Os pontos mais sensíveis na discussão sobre a lei eleitoral continuam a ser o prêmio de maioria, o ballottaggio (balotagem) e a possível volta das preferências. Fratelli d'Italia estaria pronta a apresentar um emendamento para reintroduzir preferências, embora haja resistências internas no partido. A pauta e a eventual ideia de votação antecipada também poderão ser tema da reunião da Lega convocada por Matteo Salvini.
Reações de figuras regionais e de ministros reforçam a linha da continuidade. O presidente da Região da Lombardia, Attilio Fontana, afirmou que a derrota no referendo não é razão suficiente para interromper uma experiência que considerou até aqui positiva.
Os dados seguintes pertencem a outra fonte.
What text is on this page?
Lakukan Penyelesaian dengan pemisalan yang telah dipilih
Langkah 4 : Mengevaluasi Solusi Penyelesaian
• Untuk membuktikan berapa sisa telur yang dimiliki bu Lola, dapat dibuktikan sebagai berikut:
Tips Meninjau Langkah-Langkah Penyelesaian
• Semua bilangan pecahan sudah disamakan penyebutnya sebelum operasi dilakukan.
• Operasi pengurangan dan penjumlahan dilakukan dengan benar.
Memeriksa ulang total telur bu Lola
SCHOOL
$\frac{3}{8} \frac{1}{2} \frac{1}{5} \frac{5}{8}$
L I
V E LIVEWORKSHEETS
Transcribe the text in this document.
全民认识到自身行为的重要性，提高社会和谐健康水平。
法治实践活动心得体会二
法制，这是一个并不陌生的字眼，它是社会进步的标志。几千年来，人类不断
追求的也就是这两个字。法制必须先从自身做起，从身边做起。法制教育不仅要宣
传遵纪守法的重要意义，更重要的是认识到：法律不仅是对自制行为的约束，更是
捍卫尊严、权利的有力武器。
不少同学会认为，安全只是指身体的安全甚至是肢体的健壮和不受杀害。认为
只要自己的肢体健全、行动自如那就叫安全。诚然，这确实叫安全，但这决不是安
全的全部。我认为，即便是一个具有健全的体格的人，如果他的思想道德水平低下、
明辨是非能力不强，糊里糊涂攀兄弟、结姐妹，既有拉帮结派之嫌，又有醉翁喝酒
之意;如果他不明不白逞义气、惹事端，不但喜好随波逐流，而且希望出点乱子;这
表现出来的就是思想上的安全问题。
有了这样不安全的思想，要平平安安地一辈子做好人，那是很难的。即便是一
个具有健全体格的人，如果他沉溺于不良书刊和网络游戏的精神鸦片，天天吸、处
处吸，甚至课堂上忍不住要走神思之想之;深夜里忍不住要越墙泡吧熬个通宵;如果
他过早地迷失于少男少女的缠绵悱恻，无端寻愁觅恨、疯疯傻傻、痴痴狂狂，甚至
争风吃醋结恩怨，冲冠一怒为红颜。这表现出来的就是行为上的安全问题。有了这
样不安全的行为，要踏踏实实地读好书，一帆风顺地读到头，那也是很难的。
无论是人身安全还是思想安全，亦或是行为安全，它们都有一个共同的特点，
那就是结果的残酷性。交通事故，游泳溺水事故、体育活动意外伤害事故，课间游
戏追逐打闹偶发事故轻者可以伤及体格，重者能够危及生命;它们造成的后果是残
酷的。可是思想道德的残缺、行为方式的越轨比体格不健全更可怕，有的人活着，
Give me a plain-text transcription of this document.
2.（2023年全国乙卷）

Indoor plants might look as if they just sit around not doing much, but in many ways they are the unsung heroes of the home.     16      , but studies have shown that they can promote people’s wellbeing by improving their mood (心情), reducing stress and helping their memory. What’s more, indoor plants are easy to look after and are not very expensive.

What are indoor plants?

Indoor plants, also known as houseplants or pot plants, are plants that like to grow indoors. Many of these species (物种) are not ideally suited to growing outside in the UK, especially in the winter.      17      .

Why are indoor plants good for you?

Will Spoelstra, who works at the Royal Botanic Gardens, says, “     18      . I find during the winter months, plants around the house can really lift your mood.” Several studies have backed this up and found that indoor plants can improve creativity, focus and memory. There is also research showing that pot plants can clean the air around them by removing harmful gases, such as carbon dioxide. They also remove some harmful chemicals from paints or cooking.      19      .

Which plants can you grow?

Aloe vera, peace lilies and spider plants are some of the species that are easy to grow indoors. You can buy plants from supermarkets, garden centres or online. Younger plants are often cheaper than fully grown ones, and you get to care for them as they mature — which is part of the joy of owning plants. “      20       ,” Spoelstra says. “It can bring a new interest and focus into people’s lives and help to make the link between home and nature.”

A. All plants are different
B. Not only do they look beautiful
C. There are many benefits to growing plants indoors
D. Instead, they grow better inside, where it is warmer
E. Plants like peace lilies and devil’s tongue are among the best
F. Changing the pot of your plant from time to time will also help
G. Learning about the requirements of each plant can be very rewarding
O leghista Armando Siri não descarta a possibilidade de eleições antecipadas, mas reforça que o governo trabalhou bem e, se necessário, poderá pedir nova confiança aos italianos.
Para o ministro da Defesa Guido Crosetto, a hipótese de voto antecipado tenderia a assustar mais o "campo largo" do que o centro‑direita, dado o panorama de divisões entre a oposição. Crosetto sublinhou o senso de responsabilidade: neste momento, argumenta, é preciso concentrar esforços para enfrentar as crises em curso. No mesmo diapasão, o ministro da Agricultura, Francesco Lollobrigida, declarou desconhecer qualquer plano real de antecipar as urnas.
Outros ministros e parceiros de coalizão repetem o apelo à estabilidade: "Devemos completar a ação de mudança e continuar com o sentido de responsabilidade que deu estabilidade e respostas concretas", afirmou Maurizio Lupi. Quanto a um eventual rimpasto no governo, a decisão caberá a Giorgia Meloni, mas líderes moderados pedem evitar um desgaste prolongado que poderia ser prejudicial ao bloco.
O panorama é, portanto, de prudência estratégica. Entre a tentação de usar a derrota no referendo como alavanca para renovar o mandato e a alternativa de reforçar a arquitetura legislativa do país, o centro‑direita parece, por ora, preferir consolidar políticas e redesenhar a lei eleitoral — tentando, como numa obra pública bem planejada, juntar as peças para derrubar menos barreiras burocráticas e manter a ponte entre governo e sociedade funcionando.
As próximas semanas serão decisivas: a tramitação parlamentar da reforma eleitoral abrirá um novo capítulo, e a capacidade da coalizão de alinhar suas diferentes correntes determinará se o caminho será de reformas dentro do Parlamento ou de uma convocação antecipada dos eleitores.